On a more technical side, model checking allows us also to apply the mature process analysis methodology that has been established in programming language compilers in the last decades [53
] and has shown to be realizable via model checking [54
]. By providing a predefined set of desirable process properties to the model checker we plan to achieve a thorough monitoring of safety and liveness properties within the framework. Similar to the built-in code checks that most Integrated (Software) Development Environments provide, this would help Bio-jETI users to avoid the most common mistakes at process design time. In addition, the list of verified properties is extendable by the user, and can thus be easily adapted to specific requirements of the application domain.

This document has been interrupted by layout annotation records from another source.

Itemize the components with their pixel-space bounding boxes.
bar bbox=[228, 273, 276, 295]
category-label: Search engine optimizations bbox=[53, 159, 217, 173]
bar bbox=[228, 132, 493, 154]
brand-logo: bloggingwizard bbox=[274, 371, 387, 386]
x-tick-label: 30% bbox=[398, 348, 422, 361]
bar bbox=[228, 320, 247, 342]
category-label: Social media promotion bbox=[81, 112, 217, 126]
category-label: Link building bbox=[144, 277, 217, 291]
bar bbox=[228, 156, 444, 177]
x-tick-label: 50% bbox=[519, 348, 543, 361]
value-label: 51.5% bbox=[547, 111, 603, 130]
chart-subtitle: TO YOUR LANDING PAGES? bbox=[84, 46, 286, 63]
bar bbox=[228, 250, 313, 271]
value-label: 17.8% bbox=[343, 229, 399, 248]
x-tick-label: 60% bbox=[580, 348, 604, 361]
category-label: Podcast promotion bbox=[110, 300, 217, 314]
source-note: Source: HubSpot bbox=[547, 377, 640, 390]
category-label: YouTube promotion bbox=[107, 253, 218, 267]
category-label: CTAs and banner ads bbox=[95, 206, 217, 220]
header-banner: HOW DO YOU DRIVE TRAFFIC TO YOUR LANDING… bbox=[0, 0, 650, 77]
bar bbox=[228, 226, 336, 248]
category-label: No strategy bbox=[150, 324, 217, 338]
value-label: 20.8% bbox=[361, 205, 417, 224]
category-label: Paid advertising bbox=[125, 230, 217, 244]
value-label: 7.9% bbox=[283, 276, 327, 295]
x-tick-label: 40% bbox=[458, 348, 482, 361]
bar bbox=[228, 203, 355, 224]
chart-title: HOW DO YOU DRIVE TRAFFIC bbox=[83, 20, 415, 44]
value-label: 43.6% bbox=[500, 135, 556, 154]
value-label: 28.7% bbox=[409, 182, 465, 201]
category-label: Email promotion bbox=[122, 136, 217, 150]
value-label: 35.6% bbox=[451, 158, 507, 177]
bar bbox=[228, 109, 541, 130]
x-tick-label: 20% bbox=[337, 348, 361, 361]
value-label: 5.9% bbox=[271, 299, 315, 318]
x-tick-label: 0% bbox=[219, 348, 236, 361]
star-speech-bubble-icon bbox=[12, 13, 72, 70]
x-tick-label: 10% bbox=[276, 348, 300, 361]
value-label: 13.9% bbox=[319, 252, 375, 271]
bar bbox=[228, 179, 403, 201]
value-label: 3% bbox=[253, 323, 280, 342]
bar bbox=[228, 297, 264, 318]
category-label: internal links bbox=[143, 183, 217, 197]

This dimension can be seen as a step beyond model checking: The biologist does not have to care about data types at all – the synthesis automatically makes the match by inserting required transformation programs. This is similar to a spell checker which automatically corrects the text, thus freeing the writer from dealing with orthography at all. (In our model-based framework, things are well-founded, without the uncertainties of natural language. Please do not be put off by this example because of annoying experiences with spell checkers!)
The potential of this technology goes even further: ultimately, biologists will be able to specify their requests in a very sparse way, e.g. by just giving the essential corner stones, and the synthesis will complete this request to a running process. In our text writing analogy, this might look like a mechanism that automatically generates syntactically and intentionally correct text from text fragments according to predefined rules that capture syntax and intention. For instance, the fragments "ten cars", "1000 Euro for shipping", "19% value added tax", "four days" and "Mercedes", may be sufficient to synthesize a letter in which a logistics company offers its services to Mercedes according to a specific request.
Back to biology, the fragments "DNA sequences", "phylogenetic tree", and "visualization", may automatically lead to a process that fetches EBI sequence data, sends them in adequate form to a tool that is able to produce a phylogenetic tree, and then transfers the result to an adequate viewer. Typically there are many processes that solve such a request. Thus our synthesis algorithm provides the choice of producing a default solution according to a predefined heuristics, or to propose sets of alternative solutions for the biologist to select.